# Ohio Brass



## alabasterbottle (Dec 10, 2006)

Found a couple of HV insulators today..was letting my son do a little driving on the power lines... and spotted these in the woods....
 Tom


----------



## alabasterbottle (Dec 10, 2006)

Another..
 Tom


----------



## alabasterbottle (Dec 10, 2006)

[]... A little to quick w/ the button... Ok Another, 
 Tom


----------



## JGUIS (Dec 10, 2006)

What's the dimensions of each skirt, starting with the top one, and total height?  I can give you their M numbers.


----------



## alabasterbottle (Dec 10, 2006)

The three skirt insulator, measures 12" top, 8 1/2" Mid and 6" Bottom, approx 10" Tall.. The other measures 12" top, 9" bottom, approx 9" tall, also a 5 and 8 on each side of the Ohio Brass marking.. Thanks for any help.

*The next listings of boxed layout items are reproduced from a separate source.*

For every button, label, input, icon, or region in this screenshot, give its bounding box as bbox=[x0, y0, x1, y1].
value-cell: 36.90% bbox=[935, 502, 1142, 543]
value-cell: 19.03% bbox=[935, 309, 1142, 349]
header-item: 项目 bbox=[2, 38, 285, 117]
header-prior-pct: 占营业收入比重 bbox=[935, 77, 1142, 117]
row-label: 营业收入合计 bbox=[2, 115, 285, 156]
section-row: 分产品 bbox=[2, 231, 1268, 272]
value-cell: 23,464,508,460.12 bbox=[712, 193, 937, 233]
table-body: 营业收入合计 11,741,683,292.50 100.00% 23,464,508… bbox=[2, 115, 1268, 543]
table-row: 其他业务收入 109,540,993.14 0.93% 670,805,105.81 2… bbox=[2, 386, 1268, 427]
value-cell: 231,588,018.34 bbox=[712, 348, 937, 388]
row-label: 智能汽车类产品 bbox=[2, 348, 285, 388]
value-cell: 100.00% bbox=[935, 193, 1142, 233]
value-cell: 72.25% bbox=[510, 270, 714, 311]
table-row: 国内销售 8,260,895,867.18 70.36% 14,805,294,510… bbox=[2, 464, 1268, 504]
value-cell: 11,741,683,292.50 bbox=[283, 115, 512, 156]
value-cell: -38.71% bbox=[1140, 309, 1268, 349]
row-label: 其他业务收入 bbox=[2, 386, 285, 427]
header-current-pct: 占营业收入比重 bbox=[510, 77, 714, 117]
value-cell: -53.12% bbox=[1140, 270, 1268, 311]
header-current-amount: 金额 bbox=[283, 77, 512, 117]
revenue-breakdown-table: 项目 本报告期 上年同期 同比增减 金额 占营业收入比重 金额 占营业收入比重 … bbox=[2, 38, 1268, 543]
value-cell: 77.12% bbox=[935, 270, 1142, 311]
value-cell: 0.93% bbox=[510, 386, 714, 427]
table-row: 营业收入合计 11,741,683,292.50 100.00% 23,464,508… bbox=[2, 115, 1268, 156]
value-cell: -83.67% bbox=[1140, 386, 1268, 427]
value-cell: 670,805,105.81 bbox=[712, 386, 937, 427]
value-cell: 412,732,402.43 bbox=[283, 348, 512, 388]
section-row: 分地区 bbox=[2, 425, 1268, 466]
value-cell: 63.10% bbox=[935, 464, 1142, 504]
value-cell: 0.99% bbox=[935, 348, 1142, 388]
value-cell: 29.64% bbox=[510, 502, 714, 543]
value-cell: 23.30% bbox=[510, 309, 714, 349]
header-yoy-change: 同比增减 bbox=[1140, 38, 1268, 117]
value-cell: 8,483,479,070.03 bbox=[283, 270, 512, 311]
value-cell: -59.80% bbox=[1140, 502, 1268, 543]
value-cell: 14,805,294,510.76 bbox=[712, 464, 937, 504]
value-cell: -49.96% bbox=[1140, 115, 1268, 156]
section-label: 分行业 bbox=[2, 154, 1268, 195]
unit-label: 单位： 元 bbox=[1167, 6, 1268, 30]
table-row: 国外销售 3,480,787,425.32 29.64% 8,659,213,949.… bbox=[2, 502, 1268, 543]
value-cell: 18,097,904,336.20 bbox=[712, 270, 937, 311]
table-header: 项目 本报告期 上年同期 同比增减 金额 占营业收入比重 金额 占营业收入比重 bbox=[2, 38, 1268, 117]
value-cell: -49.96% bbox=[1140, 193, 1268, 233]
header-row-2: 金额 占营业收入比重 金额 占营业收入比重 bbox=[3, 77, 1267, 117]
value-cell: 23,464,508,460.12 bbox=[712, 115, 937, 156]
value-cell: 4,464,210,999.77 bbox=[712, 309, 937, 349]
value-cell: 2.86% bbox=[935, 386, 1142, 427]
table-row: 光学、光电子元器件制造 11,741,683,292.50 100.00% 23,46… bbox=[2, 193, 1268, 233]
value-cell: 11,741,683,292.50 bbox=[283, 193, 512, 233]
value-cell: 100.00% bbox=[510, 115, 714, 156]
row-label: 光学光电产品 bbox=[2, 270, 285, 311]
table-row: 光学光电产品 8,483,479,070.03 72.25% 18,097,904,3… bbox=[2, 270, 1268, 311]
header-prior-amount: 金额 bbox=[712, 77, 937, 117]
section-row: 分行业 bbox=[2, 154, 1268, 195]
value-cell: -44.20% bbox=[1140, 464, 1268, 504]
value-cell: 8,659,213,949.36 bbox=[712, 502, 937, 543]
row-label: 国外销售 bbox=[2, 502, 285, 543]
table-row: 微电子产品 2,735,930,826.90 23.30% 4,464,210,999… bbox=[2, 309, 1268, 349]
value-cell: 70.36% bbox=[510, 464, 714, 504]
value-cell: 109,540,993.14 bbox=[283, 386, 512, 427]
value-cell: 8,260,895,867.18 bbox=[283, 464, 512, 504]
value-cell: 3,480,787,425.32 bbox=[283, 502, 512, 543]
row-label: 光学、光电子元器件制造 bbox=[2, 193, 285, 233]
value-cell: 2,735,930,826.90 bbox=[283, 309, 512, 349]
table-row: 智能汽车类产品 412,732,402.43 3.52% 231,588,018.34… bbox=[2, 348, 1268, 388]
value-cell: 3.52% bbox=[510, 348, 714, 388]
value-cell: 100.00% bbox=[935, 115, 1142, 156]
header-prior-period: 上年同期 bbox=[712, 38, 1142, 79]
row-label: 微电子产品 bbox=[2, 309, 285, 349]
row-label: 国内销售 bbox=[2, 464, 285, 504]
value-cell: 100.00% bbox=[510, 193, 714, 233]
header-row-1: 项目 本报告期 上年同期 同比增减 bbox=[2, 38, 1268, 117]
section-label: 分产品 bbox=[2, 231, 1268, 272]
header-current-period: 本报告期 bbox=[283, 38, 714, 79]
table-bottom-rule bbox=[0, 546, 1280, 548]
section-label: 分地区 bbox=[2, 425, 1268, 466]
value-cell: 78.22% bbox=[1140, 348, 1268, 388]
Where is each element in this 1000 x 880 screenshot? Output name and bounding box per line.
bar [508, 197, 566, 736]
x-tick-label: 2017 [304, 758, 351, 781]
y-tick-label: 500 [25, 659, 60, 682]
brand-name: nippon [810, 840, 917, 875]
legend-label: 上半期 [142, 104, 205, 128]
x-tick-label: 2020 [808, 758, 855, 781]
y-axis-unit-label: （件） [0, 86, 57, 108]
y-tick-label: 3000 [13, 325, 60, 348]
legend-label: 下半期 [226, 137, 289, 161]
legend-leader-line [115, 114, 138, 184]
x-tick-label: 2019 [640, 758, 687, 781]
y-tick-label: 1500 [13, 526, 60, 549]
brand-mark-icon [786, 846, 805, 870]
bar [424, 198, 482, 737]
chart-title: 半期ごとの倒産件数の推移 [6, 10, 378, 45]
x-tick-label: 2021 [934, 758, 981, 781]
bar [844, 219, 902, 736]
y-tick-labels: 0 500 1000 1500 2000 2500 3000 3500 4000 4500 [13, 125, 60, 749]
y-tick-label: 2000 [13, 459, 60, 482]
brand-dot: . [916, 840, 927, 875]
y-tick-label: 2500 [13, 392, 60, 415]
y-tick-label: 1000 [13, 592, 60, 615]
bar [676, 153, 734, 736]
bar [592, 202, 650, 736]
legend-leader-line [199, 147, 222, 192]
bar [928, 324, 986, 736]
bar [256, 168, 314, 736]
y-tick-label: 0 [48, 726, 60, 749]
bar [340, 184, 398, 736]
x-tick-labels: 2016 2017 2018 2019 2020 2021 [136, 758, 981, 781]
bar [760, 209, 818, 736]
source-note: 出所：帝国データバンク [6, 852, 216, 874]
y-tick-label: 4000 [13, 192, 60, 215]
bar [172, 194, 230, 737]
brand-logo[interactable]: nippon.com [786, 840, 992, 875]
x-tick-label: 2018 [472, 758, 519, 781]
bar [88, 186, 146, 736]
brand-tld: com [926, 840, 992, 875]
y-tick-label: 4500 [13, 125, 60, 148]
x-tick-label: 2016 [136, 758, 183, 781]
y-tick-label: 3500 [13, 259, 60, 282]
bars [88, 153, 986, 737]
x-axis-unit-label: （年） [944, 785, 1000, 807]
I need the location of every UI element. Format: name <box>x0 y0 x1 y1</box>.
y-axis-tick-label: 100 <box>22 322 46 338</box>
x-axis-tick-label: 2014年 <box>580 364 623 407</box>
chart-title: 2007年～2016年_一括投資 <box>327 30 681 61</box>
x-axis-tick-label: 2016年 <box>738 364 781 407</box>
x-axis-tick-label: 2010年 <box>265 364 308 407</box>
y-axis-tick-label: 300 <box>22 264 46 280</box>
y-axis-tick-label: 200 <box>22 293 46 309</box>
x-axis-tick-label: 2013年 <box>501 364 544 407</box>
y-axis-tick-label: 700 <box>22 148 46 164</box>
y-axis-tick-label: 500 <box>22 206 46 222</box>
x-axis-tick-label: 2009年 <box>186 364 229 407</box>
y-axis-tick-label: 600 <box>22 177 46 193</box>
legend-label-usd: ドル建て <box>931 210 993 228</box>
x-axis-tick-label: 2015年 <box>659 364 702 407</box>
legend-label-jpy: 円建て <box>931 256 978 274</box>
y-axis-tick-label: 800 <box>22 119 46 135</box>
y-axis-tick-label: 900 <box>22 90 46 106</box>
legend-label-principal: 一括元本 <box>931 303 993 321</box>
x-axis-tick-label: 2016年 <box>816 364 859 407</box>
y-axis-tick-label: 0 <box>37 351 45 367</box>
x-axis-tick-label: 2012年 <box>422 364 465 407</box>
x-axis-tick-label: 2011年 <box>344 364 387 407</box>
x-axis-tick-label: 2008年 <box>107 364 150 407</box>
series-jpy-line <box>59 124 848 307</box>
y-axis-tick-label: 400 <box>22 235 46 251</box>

 Might be a new version of the ad I found

 Tom


----------



## capsoda (Dec 10, 2006)

hey Tom, don't drop that thing on your foot. My wife would kill me if I brought something that big home. They are pretty cool though.


----------



## dadwasadigger (Dec 10, 2006)

I found this one by the river diggin' for slag glass.
 It's 9" x 9" and the mark says "Victor" I think.
 Cool find!


----------



## dadwasadigger (Dec 10, 2006)

1


----------



## dadwasadigger (Dec 10, 2006)

mark


----------



## alabasterbottle (Dec 10, 2006)

Thanks All, I can't find any markings on the three skirt insulator, but it looks just like the victor  dadwasadigger posted.. and Cap I did get a funny look from the wife when I walked in with it.. I also found two more today in the same area, a baby blue PINCO, 1968-15,000 and a S-LAP tower type (this one you damn sure wouldn't want to drop on your toe)..
 Tom


----------



## dadwasadigger (Dec 10, 2006)

*Here ya go...*

TMI!


----------



## Brains (Dec 11, 2006)

*RE: Here ya go...*

Those are nice! Let me see if i can look up the values. Should you ever think about gettin rid of them...[] Ok, let me go look up the value for that 1st 1.

 -Bryan


----------



## Brains (Dec 11, 2006)

*RE: Here ya go...*

uhhhhhhhhhh...


----------



## JGUIS (Dec 12, 2006)

*RE: Here ya go...*

I think the first 3 skirt one is an M-3422,and the Victor is an M-3156, but I'm not sure.  Nothing matches those exact measurements, but porcelain shrinks when fired, so they're not all exactly the same.  The metal topped OB is part of a 2 piece deal I believe, I'm still looking.


----------